Yeah, well, you know from a big picture perspective, we look forward to the day that we're not measuring quality with a surrogate-like volume, and so I look forward to that becoming the reality. But having said that, I do think CMS was more moderate in terms of the volume requirements and we're not particularly alarmed by the requirements to maintain a program. Thanks so much. Congratulations. Sure. Thank you.
Thank you. Our last question will come from the line of Daniel Atikai with SBB Lerig. Please proceed.
Hey, guys. Good afternoon. Thank you so much for taking the question. And, Mike, sorry to ask this question again. I feel like you have addressed it, but I guess just curious on maybe a little bit more color about what gives you confidence in the growth acceleration as we move through the year. I appreciate the low-risk indication, but are you having conversations with the centers about their expected volume increases that gives you that confidence, because it is a pretty meaningful growth acceleration? And then follow-up question, I'll just ask it now because I know we're at the end of the call, but you guys talked about at the ACC, at the analyst meeting, about the potential impact to intermediate-risk patients and really blowing the doors off that. Those are my words, sorry. But really opening up that opportunity and accelerating penetration there. I know it was only two weeks in the quarter, but did you start to see that after we saw the low-risk data? Thank you so much.

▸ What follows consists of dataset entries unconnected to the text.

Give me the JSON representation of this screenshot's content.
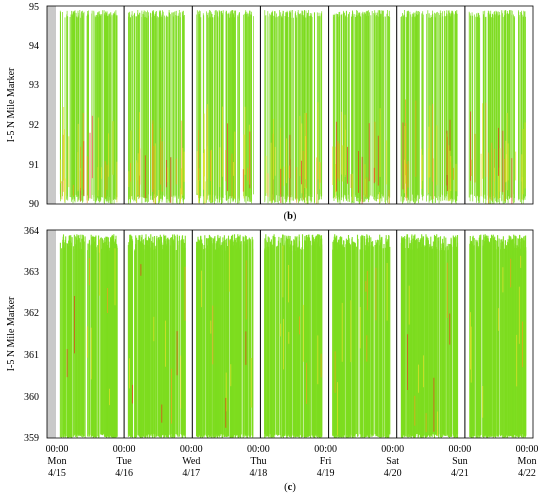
{
  "colors": {
    "green": "#7ddc1f",
    "yellow": "#e8e02a",
    "orange": "#f0a11c",
    "red": "#e83a1a",
    "gray_band": "#c9c9c9",
    "day_line": "#000000"
  },
  "chart_data": [
    {
      "type": "heatmap",
      "panel_label": "b",
      "ylabel": "I-5 N Mile Marker",
      "ylim": [
        90,
        95
      ],
      "yticks": [
        "90",
        "91",
        "92",
        "93",
        "94",
        "95"
      ],
      "ytick_values": [
        90,
        91,
        92,
        93,
        94,
        95
      ],
      "days": 7,
      "congestion": "moderate"
    },
    {
      "type": "heatmap",
      "panel_label": "c",
      "ylabel": "I-5 N Mile Marker",
      "ylim": [
        359,
        364
      ],
      "yticks": [
        "359",
        "360",
        "361",
        "362",
        "363",
        "364"
      ],
      "ytick_values": [
        359,
        360,
        361,
        362,
        363,
        364
      ],
      "days": 7,
      "congestion": "low",
      "xticks": [
        {
          "time": "00:00",
          "day": "Mon",
          "date": "4/15"
        },
        {
          "time": "00:00",
          "day": "Tue",
          "date": "4/16"
        },
        {
          "time": "00:00",
          "day": "Wed",
          "date": "4/17"
        },
        {
          "time": "00:00",
          "day": "Thu",
          "date": "4/18"
        },
        {
          "time": "00:00",
          "day": "Fri",
          "date": "4/19"
        },
        {
          "time": "00:00",
          "day": "Sat",
          "date": "4/20"
        },
        {
          "time": "00:00",
          "day": "Sun",
          "date": "4/21"
        },
        {
          "time": "00:00",
          "day": "Mon",
          "date": "4/22"
        }
      ]
    }
  ]
}
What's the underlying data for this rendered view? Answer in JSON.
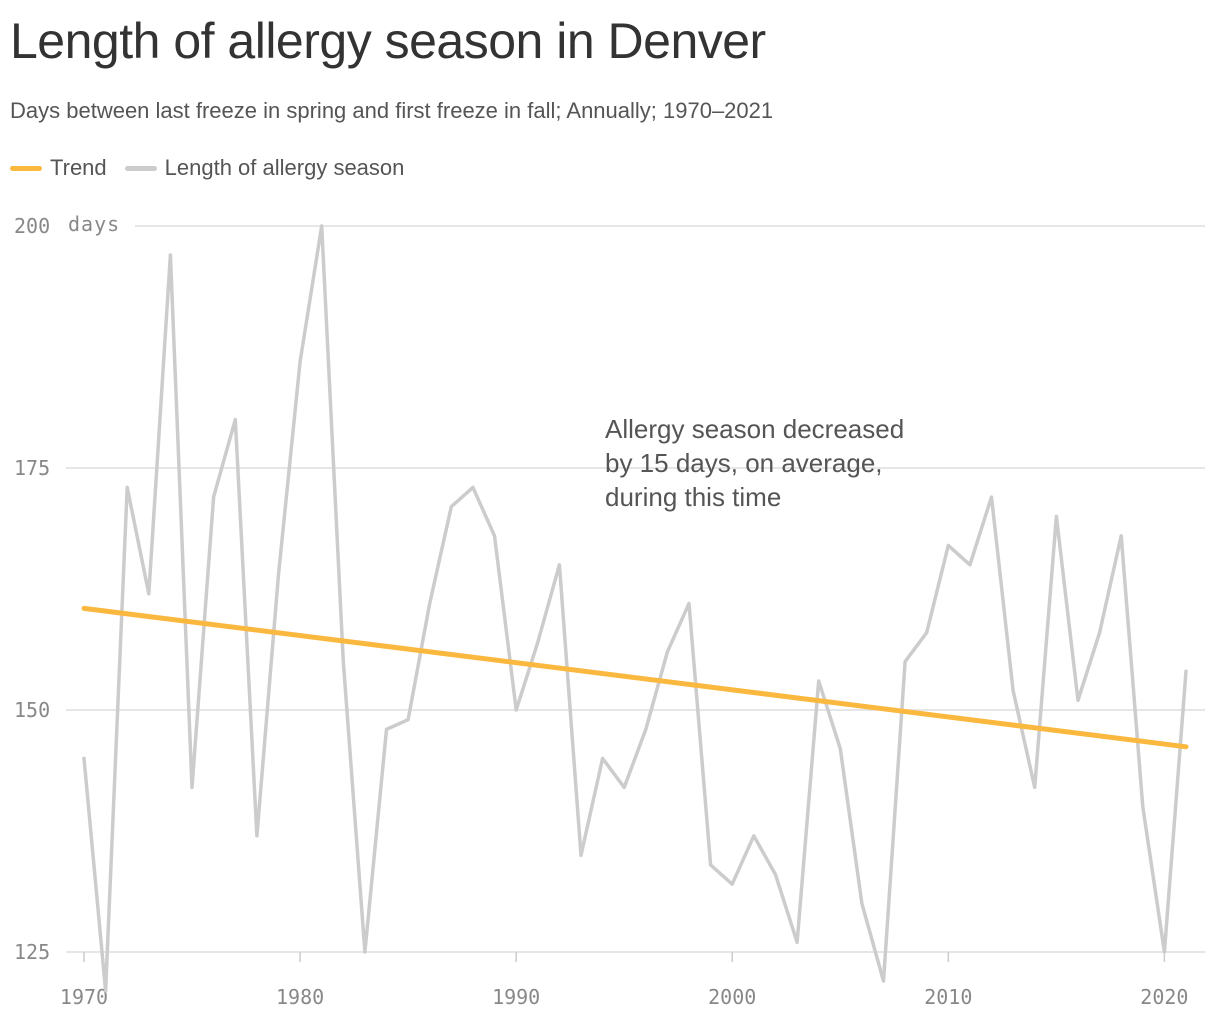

Sure. So the two things. One is, why do we think that the volume is going to go up? You know, we just think that that data that was presented at ACC and the New England Journal was really compelling data, and that will stimulate the growth of the market. Secondly, we think the new products are very much making a difference as well. And so we look forward to that, and that's going to be important. And the NCD could have some impact even beyond that. So all those are favorable. In terms of what we've seen so far, I would say it's going very much as planned. We expected it to be positive, and it's very early to do any predicting, but things are at this point proceeding much the way that we anticipated.
Thanks, guys.
Yep, thanks for the question. Well, the Shot Clock is running out on this call, and I want to thank everybody for their continued interest in Edwards, and Scott and I welcome any additional questions by telephone.
Thank you for joining us on today's call. Reconciliation between GAP and non-GAP numbers mentioned during this call, which include underlying sales and growth rates and amounts adjusted for special items, are included in today's press release and can also be found in the Investor Relations section of the website at edwards.com. If you missed any portion of today's call, a telephonic replay will be available for 72 hours. To access this, please dial -660-6853 or -612-7415 and use the conference number -886-82. Additionally, an auto-view replay will be available on the Investor Relations section of the Edwards Life Sciences website. This concludes today's conference. Thank you for your participation.